West Law Report

Human Rights Plaintiffs May Plead Aiding and Abetting Theory of Liability

Posted in Alien Tort Claims Act, apartheid, Harvard Law Review (case) by mrkooenglish on May 24, 2008

A case summary of Harvard Law Review (May 2008): Khulumani v. Barclay National Bank Ltd., 504 F.3d 254 (2d Cir. 2007) (.pdf) (8 pages):

FEDERAL STATUTES — ALIEN TORT STATUTE – Second Circuit

Some of the most interesting and unsettled questions in human rights litigation after Sosa v. Alvarez-Machain concern the status of secondary liability theories, prominently including aiding and abetting. Although several courts have held that aiding and abetting liability is available in Alien Tort Statute (ATS) cases, there is continuing debate over whether it should be available at all, how it should be defined, and what sources of law courts should consult for answers to these questions.

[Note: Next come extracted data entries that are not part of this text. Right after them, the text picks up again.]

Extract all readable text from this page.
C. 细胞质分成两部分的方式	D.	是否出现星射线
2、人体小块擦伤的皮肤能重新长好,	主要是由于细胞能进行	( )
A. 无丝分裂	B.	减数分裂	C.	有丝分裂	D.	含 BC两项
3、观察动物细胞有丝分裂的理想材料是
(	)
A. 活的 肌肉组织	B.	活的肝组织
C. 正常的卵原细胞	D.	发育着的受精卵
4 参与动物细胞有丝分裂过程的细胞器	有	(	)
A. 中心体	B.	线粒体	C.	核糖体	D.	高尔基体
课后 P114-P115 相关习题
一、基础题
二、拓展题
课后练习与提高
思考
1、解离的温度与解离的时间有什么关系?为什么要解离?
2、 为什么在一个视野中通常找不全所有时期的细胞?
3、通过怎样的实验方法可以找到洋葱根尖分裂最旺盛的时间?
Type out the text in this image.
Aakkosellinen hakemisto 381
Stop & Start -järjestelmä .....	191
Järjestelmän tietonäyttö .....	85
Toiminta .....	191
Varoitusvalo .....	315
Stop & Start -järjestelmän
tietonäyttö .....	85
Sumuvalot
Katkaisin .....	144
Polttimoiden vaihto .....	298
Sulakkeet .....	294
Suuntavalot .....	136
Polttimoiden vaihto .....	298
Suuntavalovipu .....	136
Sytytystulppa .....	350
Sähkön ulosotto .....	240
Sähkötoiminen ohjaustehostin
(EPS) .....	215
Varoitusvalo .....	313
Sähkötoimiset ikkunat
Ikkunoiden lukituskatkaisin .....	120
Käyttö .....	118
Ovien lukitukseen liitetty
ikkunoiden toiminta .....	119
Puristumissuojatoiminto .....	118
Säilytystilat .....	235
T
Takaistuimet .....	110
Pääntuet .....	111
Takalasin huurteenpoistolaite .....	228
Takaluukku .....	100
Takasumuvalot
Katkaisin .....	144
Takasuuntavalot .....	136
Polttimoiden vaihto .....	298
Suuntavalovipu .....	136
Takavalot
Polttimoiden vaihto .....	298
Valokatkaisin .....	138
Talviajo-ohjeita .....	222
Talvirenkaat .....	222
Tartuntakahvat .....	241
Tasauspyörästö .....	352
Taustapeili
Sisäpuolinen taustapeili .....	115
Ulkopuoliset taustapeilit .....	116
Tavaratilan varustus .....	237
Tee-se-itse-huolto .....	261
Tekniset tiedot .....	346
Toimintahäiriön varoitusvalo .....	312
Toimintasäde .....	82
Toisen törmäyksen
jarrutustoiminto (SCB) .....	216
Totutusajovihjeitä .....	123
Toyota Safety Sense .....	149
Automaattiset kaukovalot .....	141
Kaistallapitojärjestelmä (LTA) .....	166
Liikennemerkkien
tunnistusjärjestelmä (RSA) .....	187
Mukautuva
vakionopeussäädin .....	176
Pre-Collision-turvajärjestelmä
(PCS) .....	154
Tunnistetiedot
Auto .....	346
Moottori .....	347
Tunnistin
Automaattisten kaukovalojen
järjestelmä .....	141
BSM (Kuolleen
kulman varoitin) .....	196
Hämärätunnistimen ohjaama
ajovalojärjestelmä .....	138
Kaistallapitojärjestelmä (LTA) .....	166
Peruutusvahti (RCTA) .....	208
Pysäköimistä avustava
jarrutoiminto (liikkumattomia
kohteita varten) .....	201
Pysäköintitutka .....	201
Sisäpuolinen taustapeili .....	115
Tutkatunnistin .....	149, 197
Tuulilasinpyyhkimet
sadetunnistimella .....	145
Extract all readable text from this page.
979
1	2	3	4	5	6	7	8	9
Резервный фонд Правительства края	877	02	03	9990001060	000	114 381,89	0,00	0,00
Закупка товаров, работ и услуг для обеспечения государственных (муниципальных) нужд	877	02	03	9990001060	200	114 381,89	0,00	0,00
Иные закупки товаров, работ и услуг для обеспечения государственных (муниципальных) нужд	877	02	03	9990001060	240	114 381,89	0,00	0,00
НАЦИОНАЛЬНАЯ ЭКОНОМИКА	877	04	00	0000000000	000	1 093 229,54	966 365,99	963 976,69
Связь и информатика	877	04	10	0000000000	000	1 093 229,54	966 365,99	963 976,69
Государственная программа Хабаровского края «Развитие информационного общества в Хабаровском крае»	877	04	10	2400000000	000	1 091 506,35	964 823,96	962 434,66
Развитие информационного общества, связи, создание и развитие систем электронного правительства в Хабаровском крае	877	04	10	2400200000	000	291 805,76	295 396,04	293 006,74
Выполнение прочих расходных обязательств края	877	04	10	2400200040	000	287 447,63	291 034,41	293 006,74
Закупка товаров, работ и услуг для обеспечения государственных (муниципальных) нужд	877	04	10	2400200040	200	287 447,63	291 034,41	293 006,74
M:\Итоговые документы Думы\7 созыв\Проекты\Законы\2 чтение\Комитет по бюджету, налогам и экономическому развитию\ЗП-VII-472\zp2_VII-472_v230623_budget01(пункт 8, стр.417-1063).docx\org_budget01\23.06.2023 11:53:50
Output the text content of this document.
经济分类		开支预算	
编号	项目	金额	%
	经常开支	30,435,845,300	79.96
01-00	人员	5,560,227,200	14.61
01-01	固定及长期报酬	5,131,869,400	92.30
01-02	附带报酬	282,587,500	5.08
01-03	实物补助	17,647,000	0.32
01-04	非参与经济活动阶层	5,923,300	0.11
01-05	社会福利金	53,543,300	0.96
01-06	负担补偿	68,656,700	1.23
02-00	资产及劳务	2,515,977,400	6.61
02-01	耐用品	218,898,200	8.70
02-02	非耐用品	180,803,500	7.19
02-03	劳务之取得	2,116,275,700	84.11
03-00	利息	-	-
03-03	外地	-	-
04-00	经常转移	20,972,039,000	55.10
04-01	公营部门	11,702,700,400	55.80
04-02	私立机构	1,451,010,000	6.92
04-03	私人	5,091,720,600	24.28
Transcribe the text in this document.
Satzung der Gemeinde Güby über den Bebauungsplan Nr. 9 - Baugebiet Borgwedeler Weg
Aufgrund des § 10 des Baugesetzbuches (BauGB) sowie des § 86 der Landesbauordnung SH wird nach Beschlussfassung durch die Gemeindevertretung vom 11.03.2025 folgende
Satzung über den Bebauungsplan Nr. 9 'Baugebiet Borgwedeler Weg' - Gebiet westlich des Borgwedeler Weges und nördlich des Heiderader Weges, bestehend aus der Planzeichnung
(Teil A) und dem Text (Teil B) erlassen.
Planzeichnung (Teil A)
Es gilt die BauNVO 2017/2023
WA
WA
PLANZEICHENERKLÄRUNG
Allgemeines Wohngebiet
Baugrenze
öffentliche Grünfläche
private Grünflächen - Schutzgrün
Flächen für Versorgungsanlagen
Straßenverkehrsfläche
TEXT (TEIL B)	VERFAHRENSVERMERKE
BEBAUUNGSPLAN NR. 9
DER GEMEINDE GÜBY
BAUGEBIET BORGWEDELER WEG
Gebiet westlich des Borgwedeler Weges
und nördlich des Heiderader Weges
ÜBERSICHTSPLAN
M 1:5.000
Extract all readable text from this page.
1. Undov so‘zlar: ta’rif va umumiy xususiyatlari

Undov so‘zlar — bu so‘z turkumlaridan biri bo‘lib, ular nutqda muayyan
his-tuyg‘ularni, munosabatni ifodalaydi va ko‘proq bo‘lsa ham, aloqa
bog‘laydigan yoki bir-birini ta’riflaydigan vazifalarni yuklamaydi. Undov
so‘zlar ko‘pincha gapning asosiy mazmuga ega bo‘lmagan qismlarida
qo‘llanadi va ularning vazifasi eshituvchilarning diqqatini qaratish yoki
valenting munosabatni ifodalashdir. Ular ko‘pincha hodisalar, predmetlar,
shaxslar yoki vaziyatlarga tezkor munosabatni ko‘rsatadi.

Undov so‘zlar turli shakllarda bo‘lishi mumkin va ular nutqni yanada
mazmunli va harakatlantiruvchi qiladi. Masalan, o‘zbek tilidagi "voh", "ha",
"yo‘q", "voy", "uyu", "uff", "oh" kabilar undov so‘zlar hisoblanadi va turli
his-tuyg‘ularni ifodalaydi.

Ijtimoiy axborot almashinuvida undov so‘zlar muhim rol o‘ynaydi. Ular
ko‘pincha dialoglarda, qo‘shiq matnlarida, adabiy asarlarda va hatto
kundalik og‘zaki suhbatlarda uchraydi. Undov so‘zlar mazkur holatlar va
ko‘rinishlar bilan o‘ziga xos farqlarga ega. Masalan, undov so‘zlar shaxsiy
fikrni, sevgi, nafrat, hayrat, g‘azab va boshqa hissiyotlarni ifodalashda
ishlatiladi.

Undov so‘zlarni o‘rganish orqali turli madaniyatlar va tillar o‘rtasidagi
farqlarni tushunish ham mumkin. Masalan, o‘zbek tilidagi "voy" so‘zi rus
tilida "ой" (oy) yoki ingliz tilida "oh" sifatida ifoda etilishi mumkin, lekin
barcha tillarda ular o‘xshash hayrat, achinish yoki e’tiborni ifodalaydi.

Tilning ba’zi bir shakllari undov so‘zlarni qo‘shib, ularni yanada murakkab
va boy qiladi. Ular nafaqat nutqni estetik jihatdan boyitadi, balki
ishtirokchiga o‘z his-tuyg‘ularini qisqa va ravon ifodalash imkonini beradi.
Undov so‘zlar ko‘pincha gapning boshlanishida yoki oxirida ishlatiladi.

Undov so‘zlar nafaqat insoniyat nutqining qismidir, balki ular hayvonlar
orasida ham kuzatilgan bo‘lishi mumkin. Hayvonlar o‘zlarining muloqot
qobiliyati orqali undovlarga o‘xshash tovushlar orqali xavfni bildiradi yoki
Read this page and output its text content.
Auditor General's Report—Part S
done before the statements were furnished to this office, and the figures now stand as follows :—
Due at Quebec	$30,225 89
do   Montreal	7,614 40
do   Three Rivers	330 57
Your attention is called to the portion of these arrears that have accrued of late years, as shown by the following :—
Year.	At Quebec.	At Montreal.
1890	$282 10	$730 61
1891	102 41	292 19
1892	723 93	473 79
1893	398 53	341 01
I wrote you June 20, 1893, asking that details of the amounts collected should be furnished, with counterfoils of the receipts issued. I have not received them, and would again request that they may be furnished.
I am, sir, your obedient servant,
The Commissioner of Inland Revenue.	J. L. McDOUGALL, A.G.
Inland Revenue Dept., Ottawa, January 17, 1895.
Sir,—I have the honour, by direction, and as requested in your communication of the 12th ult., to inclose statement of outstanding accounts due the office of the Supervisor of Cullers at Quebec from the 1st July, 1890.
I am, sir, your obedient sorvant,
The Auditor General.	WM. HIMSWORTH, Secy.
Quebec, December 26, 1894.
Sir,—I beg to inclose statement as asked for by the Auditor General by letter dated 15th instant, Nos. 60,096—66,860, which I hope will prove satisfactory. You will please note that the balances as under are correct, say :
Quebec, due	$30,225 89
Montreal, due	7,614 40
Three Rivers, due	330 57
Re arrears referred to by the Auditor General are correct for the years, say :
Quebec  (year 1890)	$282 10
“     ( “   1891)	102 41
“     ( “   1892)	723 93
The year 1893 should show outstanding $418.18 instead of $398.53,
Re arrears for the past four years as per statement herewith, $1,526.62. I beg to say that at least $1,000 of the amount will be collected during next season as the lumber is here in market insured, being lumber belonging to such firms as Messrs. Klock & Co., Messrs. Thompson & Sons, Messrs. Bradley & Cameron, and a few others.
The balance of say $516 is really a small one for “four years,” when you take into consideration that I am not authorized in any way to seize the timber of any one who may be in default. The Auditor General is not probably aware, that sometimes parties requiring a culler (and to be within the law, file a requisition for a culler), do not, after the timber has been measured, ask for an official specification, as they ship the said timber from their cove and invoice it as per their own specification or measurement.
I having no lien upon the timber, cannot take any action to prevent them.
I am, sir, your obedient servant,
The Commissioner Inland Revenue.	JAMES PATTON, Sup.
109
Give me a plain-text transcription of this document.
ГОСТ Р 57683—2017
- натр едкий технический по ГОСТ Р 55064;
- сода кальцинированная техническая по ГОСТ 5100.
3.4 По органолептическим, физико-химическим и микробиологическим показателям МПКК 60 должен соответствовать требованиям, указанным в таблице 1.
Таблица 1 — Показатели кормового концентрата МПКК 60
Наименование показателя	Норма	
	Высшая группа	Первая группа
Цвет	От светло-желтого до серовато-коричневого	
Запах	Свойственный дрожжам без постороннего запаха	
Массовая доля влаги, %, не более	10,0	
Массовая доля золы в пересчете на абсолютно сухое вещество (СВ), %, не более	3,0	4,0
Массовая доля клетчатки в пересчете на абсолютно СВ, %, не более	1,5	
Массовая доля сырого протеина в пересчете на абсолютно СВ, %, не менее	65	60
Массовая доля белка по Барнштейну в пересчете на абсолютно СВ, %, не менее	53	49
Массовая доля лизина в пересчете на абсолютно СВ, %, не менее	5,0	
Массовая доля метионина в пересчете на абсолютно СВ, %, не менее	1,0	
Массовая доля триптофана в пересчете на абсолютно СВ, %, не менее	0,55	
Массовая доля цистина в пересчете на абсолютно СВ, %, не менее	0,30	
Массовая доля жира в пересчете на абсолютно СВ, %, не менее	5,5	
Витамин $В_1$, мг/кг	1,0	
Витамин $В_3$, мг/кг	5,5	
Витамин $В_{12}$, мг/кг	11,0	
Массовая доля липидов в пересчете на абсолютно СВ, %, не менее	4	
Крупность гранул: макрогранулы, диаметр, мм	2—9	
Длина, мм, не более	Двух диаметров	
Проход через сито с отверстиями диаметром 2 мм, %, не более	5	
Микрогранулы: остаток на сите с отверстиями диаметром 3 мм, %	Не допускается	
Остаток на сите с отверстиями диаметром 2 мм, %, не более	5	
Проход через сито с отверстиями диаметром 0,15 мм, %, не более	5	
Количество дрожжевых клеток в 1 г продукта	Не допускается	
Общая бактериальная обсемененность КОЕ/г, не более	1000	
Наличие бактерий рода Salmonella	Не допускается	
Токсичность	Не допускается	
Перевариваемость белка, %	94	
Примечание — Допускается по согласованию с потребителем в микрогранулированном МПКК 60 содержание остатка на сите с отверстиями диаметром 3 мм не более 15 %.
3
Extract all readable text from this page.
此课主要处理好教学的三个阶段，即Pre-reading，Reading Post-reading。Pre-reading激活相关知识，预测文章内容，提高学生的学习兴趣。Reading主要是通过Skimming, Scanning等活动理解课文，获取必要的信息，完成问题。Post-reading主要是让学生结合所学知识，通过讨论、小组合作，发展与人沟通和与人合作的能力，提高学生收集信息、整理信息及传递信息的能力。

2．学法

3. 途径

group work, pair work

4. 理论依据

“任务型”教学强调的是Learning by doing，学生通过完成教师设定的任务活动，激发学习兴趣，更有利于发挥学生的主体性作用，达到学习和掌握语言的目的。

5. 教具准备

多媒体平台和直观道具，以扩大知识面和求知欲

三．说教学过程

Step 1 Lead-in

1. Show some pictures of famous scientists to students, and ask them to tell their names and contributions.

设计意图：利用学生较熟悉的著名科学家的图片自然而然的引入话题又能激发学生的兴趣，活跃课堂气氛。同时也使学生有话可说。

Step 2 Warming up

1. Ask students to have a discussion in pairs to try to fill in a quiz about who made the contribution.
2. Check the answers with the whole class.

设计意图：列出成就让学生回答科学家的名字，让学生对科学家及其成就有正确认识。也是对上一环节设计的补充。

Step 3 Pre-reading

Recently, in Khulumani v. Barclay National Bank Ltd. (2007), a Second Circuit panel held that ATS plaintiffs “may plead a theory of aiding and abetting liability,”5 but split on whether courts should look to customary international law or federal common law to determine the availability and scope of this liability theory. Although the three separate opinions in Khulumani indicate the difficulty of the issue, the best reading of the key U.S. cases and of customary international law is that courts should look primarily to federal common law to decide questions about aiding and abetting liability in ATS cases.